South Wales Police admitted “no facial recognition system is 100% accurate” in a statement.
This is a bit of an understatement. There have been not one but several instances when false positives have vastly outnumbered true positives, including an Anthony Joshua fight where 46 fans were incorrectly identified and a Wales vs Australia rugby match where 43 fans were incorrectly identified.
"I think the false positive rates are disappointingly realistic," Martin Evison a forensic science professor at Northumbria University, told Wired.
"If you get a false positive match, you automatically make a suspect of somebody that is perfectly innocent."
There are also concerns about privacy, particularly as there is so little legal oversight regarding this type of technology. Big Brother Watch, a UK civil rights group, is in the process of planning a campaign against facial recognition, which they intend to bring to parliament later in the month.
"Not only is real-time facial recognition a threat to civil liberties, it is a dangerously inaccurate policing tool," the group tweeted.
However, others argue that this type of mass surveillance is needed to keep the public safe in crowded spaces.

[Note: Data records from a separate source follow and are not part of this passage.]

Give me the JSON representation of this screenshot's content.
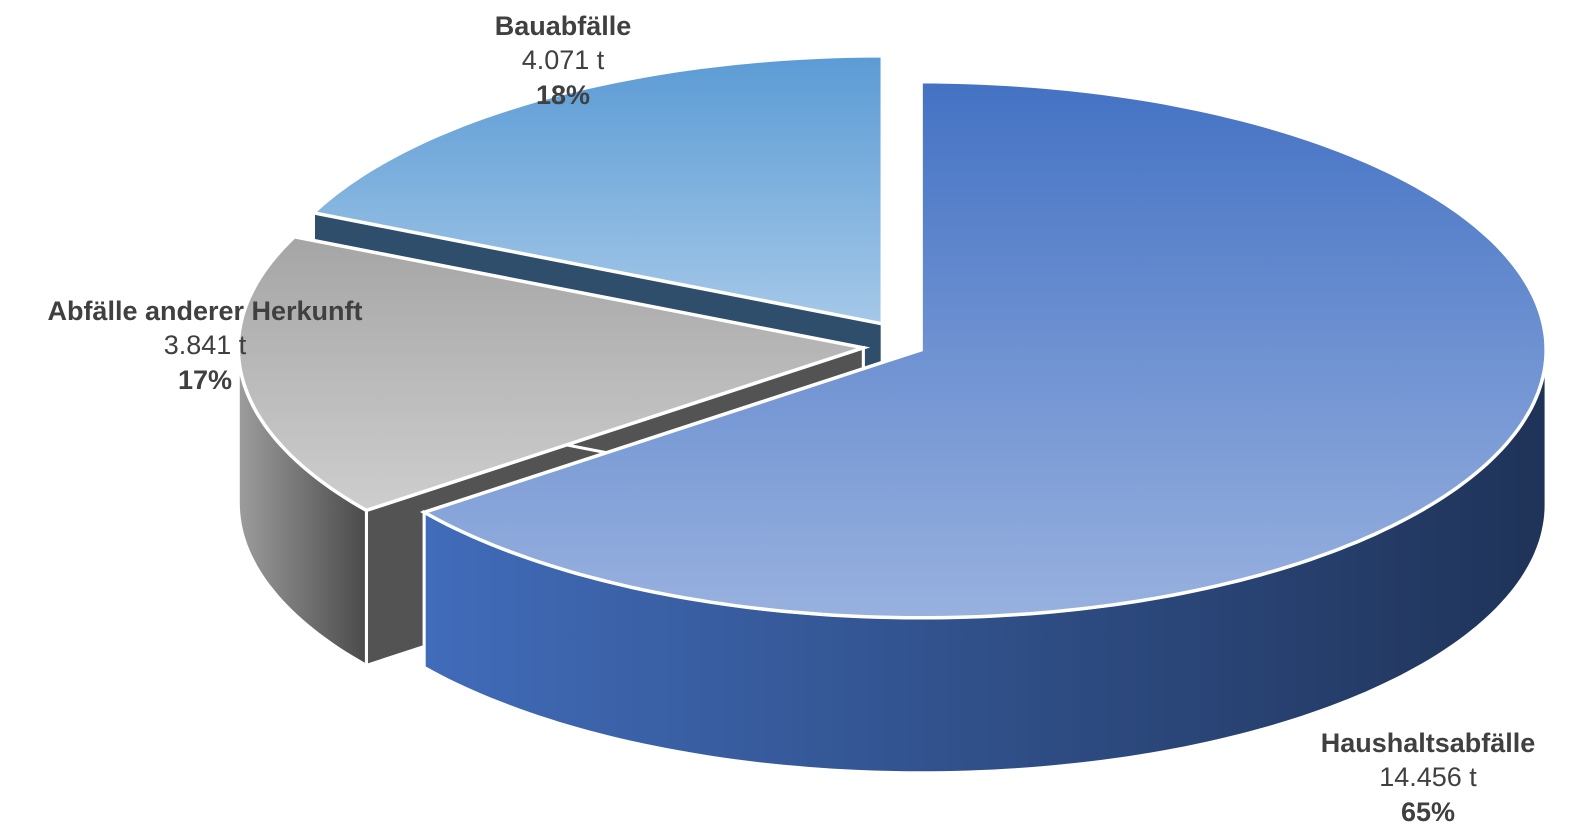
{
  "chart_data": {
    "type": "pie3d",
    "categories": [
      "Haushaltsabfälle",
      "Abfälle anderer Herkunft",
      "Bauabfälle"
    ],
    "values": [
      14456,
      3841,
      4071
    ],
    "value_labels": [
      "14.456 t",
      "3.841 t",
      "4.071 t"
    ],
    "percentages": [
      65,
      17,
      18
    ],
    "percentage_labels": [
      "65%",
      "17%",
      "18%"
    ],
    "colors": [
      "#4472c4",
      "#a5a5a5",
      "#5b9bd5"
    ]
  }
}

“We need to use technology when we’ve got tens of thousands of people in those crowds to protect everybody, and we are getting some great results from that,” Chief Constable Matt Jukes told the BBC.
“But we don’t take the use of it lightly and we are being really serious about making sure it is accurate.”
It hasn't been a total failure. South Wales Police claim it has helped catch and arrest 450 criminals, since it's launch in June 2017. They also say that no one has been wrongly arrested.
“With each deployment of the technology we have gained confidence in the technology and has enabled the developers at NEC to integrate our findings into their technology updates,” a spokesperson for South West Police explained.